John Kani is a South African actor and playwright, and he gets to play the pivotal role of Samuel, the only man in the camp that everyone trusts. He plays the role with conviction and gravity, so the audience can believe him as a foreman, and as a man who’s good at mediating disputes. There’s a great warmth to the performance, a character we get to like very much. Patterson certainly gets along with him right from the beginning, and we learn he’s been friends with Remington for years. We also learn more about the man himself- he has several wives (he doesn’t like any of them, mind you), and he admits that he’s afraid of lions. Fear or not, he still acts without hesitation in the face of danger.
Michael Douglas was one of the producers on the film, and took the fictional role of Remington for himself. He comes into the story in a big, sudden way in the midst of a lot of tension in a crowd, and certainly makes an impression. Remington, we learn, is a man who does not like hunting, a strange thing in a man who makes that his profession, and only does it because he happens to be good at it. He hunts all over the world, but never returns to America; it turns out he lost everything in the Civil War when his family died. He mourns that loss years later, but doesn’t go too much into it, so we’re left to wonder at the tragedy. He makes for a good mentor for Patterson, and the two get along well with each other. Douglas conveys all of these aspects of the character with gravity and depth.
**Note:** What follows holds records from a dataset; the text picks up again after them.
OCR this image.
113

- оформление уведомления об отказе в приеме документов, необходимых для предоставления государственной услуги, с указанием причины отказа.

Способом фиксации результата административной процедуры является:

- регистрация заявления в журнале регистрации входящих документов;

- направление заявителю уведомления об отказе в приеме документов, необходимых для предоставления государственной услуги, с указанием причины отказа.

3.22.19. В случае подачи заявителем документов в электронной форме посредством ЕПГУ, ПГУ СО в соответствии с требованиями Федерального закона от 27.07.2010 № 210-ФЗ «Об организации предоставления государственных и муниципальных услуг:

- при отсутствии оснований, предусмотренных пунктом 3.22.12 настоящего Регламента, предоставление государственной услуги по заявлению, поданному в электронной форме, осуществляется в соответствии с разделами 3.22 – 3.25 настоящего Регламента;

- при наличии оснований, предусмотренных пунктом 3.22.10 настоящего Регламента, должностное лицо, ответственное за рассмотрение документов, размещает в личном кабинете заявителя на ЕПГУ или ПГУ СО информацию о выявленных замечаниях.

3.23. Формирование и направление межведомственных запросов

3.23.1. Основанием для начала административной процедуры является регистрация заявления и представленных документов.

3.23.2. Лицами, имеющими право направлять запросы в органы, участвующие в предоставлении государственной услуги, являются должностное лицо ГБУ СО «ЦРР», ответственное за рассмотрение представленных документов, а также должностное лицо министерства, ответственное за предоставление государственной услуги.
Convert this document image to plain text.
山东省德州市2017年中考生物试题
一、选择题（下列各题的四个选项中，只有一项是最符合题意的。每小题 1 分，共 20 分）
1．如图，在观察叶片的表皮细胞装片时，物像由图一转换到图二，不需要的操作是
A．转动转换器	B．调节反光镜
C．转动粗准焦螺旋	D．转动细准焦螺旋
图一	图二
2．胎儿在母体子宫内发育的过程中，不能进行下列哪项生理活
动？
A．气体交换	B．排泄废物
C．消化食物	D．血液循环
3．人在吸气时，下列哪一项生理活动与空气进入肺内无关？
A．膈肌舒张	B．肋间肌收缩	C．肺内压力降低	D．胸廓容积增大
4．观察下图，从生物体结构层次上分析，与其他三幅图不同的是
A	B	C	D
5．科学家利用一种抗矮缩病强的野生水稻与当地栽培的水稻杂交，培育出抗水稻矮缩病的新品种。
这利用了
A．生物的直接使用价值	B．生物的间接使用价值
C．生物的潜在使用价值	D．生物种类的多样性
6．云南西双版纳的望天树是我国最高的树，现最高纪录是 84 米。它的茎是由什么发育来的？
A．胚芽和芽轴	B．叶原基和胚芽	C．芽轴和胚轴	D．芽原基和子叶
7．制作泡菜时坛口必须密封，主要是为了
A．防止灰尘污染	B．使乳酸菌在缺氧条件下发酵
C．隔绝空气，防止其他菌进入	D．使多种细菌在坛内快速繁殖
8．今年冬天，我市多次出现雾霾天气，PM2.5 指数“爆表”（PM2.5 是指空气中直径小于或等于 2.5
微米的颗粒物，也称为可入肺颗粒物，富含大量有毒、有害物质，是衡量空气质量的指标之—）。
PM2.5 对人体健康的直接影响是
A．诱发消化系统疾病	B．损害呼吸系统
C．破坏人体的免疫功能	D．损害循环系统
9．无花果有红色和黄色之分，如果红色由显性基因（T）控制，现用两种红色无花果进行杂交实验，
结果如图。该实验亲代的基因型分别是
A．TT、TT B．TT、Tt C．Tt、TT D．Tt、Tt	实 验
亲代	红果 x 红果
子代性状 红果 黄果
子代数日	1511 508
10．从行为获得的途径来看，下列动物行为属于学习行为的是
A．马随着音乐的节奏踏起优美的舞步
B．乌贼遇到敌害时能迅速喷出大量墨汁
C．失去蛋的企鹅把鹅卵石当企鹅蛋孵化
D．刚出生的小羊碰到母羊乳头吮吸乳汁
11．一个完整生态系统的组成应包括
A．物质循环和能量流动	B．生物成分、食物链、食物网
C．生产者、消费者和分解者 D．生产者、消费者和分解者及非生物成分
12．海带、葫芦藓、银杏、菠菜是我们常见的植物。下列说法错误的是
He also moves like a hunter, with precision, speed when needed, care and slowness when needed as well.
Kilmer is a good protagonist for the film, taking on the role of Patterson and playing it in what feels just the right way. He might be a military officer, but as an Irishman, he’s always going to be an outsider among English officers, and that attribute does come across. He’s hired, not accepted, by the English financier, and he knows it. Kilmer gives him the competent, efficient sensibility that you’d expect out of an engineer, mixing that with qualities of a devoted husband and a man happy to get out to a place he’s dreamed of for years. Patterson is a man who genuinely gets along with the people who work for him, a stark contrast to his employers, and he shows concern for the well being of those around him. He forms friendships with the locals, particularly Samuel, in a way that another British officer would never think of, so it’s a measure of his personal integrity and decent nature.
The Ghost And The Darkness is one of my personal favourite action thrillers, an adventure set in an Africa undergoing great change. It takes full advantage of the beautiful surroundings before driving the audience into a tense, uneasy state at the sign of long savanna grasses… and what beasts might lurk within.